During September, the UN brokered a temporary agreement between the Israeli and Palestinian authorities. The new agreement, named the Gaza Reconstruction Mechanism (GRM), will allow for the entry into Gaza of large amounts of basic construction materials (mainly aggregate, cement and metal bars) and machinery (i.e. trucks, tractors, forklifts, buses, diggers, cement mixers and pumps). These items are defined by the Israel authorities as “dual use items” and their import has been severely restricted since the imposition of the blockade in 2007, with the exception of materials for approved international projects, although these were subject to a lengthy approval process by COGAT. The network of illegal tunnels under Gaza’s border with Egypt, partially met the demand for construction materials by the private sector in Gaza for many years. However, the operation launched in June 2013 by the Egyptian authorities, in the context of military operations in the Sinai, resulted in an almost total halt in smuggling, triggering a severe shortage of building materials on the Gaza market and massive layoffs in the construction sector, previously one of the few functioning outlets in the depressed Gazan economy.

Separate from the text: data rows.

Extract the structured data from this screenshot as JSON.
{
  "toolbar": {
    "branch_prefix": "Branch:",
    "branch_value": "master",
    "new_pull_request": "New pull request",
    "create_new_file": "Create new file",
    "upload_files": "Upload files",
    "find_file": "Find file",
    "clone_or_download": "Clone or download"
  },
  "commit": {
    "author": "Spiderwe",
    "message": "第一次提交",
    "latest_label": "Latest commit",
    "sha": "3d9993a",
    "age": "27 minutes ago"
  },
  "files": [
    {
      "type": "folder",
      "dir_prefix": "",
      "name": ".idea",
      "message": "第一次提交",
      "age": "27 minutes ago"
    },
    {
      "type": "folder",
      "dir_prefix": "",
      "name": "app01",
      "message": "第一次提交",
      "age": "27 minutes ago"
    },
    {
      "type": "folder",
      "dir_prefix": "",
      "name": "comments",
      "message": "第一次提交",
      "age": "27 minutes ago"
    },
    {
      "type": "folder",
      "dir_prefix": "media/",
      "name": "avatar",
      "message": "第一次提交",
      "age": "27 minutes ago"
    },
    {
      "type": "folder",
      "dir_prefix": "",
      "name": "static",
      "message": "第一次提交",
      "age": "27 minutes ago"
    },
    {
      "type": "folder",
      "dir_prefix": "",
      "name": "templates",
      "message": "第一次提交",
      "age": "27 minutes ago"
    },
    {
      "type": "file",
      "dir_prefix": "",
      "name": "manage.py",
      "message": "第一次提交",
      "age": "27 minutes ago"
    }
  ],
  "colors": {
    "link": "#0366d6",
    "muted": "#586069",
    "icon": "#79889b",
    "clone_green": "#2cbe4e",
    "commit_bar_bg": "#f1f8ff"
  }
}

The GRM enables the Government of Palestine (GoP) to lead reconstruction efforts by the Gazan private sector of housing and infrastructure damaged and destroyed during the latest round of hostilities, while addressing Israeli security concerns. Under the GRM, vendors approved by the GoP will be authorized to import construction materials for sale to individuals or to contractors for specific works which will be recorded in a central database managed by the Palestinian Ministry of Civil Affairs. For individual home repairs or reconstruction to be included in the database, a basic assessment by the GoP or the UN is required. Infrastructure projects will be identified based on the GoP National Early Recovery and Reconstruction Plan for Gaza and included in the database after approval by the Israeli authorities.
The GRM will also ease the system that was in place since 2010 for the import of restricted materials by UN agencies, as the Israeli authorities will consider comprehensive programmes of work rather than individual projects. On 16 September, prior to the agreement on the GRM, the Israeli authorities announced the approval of US$ 105 million worth of UN reconstruction and rehabilitation projects in Gaza that have been pending for over a year, on average. Another US$ 46 million worth of UN projects remain pending. Implementation of the GRM started in October. A High Level Steering Team, consisting of representatives from the Government of Palestine, the Government of Israel and the UN has been established to coordinate the implementation process.
On 15 September, the Israeli authorities announced a number of measures aimed at easing exit permit criteria for Palestinians in Gaza to permit access to Israel and the West Bank. The daily quota of merchants who can exit Gaza was increased from 120 to 200 out of a total pool of 2,000 permits, up from 1,200 previously. The age requirement for merchant permits was also lowered from 35 to 30. The age of minors who can accompany adults granted permits was also increased from six to 15 years of age and Palestinians from Gaza may apply to visit second-degree relatives in the West Bank: previously, only first-degree relatives were considered. In addition, Israel permitted over 1,000 Gaza residents to travel to the West Bank, including East Jerusalem, for the Eid al Adha holiday in early October. Prior to the outbreak of the second intifada in September 2000, an average of 26,000 Palestinians exited Gaza every day via the Erez Crossing.